The result of the cross-tabulation
From the output tables, the Chi-square test read a significance level of 0.08325 at 90 percent confidence level. For 90 per cent, significance level is 0.1, that is (1-0.9), so the above result shows that at 0.08 (which is less than 0.1), there is a significant relationship between the two variables. At 95 per cent confidence level, significance level being 0.05, and the above output giving a significance level of 0.08 which is greater than 0.05, there is no relationship between the variables:
If contingency coefficient value is greater than +0.5 then the variables are strongly associated. In the above case the contingency coefficient value being 0.6 which is greater than 0.5, hence the variables are strongly associated.
The asymmetric lambda value (with DRINKCODE dependent) 0.21739 means that 21.7% of error is reduced in predicting brand preference when age is known.
From the above result we can conclude that there is a significant relationship between AGE (independent variable) and BRAND PREFERENCE (dependent variable), of the respondents.
Thus we can conclude that the age of the respondent plays an important role in the purchasing intention of a particular brand of soft drink.
Question
Case 2: Conduct Chi-square test to cross-tabulate and to understand the relationship between the independent and the dependent variable. Also calculate contingency coefficient and the lambda asymmetric coefficient to find the strength of the association between the two variables. Take Sample size as thirty. Analysis of cross-tabulation using SPSS software package would be required.
CASE – 3 Tamarind Menswear
Given below is a preliminary questionnaire for retailers and consumers of a recently launched menswear brand. Can you list down the research objectives for both questionnaire? Can you modify the given questionnaires to a final draft?
TAMARIND QUESTIONNAIRE FOR RETAILERS
1. Do you have Tamarind?
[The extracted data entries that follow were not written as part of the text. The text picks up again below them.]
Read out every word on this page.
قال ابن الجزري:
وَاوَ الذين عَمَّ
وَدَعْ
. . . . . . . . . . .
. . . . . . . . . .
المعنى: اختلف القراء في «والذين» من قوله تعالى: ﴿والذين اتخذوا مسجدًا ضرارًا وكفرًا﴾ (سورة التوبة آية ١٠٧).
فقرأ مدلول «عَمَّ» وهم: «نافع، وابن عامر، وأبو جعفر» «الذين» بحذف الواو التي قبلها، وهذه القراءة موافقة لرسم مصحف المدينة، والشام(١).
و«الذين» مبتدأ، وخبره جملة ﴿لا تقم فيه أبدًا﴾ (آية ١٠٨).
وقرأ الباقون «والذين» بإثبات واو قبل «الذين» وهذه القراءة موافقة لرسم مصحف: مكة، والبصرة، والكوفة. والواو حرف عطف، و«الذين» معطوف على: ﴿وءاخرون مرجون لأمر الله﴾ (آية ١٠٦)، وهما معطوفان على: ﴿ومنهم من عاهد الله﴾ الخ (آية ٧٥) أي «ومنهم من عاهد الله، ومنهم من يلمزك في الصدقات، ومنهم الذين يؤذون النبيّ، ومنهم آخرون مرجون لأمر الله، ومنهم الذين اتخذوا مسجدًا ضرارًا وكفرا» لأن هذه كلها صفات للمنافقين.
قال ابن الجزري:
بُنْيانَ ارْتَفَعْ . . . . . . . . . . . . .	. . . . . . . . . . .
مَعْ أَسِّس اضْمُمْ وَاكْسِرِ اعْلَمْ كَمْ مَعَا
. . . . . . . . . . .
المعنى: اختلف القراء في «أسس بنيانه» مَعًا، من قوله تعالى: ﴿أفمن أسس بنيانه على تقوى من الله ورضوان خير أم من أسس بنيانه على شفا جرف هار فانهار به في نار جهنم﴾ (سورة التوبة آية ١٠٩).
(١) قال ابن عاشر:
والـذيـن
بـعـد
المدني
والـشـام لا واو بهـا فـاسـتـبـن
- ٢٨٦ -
Yes/No
2. What do you think about it?
3. Is there place in the market for one more readymade garment company?
4. What kind of products does Tamarind have? Are they good?
5. Is it a threat to any existing brand? If yes, which one?
6. If it is not a available, what is your view about advertising so heavily before the product is launched?
7. Are people coming and asking for Tamarind?
8. The range of clothes with the retailer.
9. Price range.
10. Name of the shop and so on.
TAMARIND QUESTIONNAIRE FOR CONSUMERS
1. Which ads do you recall?
2. Which garment ads do you recall?
3. Have you seen the Tamarind ad?
4. What do you remember from the ads?
5. Do you like the ad? Why?
6. What is the main message?
7. What kind of clothes are Tamarind?
8. What do you think will be the price range?
9. Will you buy it? Why?
CASE – 4 Logistics Regression
A pharmaceutical firm that developed particular drug for women wants to understand the characteristics that cause some of them to have an adverse reaction to a particular drug. They collect data on 15 women who had such a reaction and 15 who did not. The variables measured are:
1. Systolic Blood Pressure
2. Cholesterol Level
3. Age of the person
4. Whether or not the woman was pregnant (1 = yes)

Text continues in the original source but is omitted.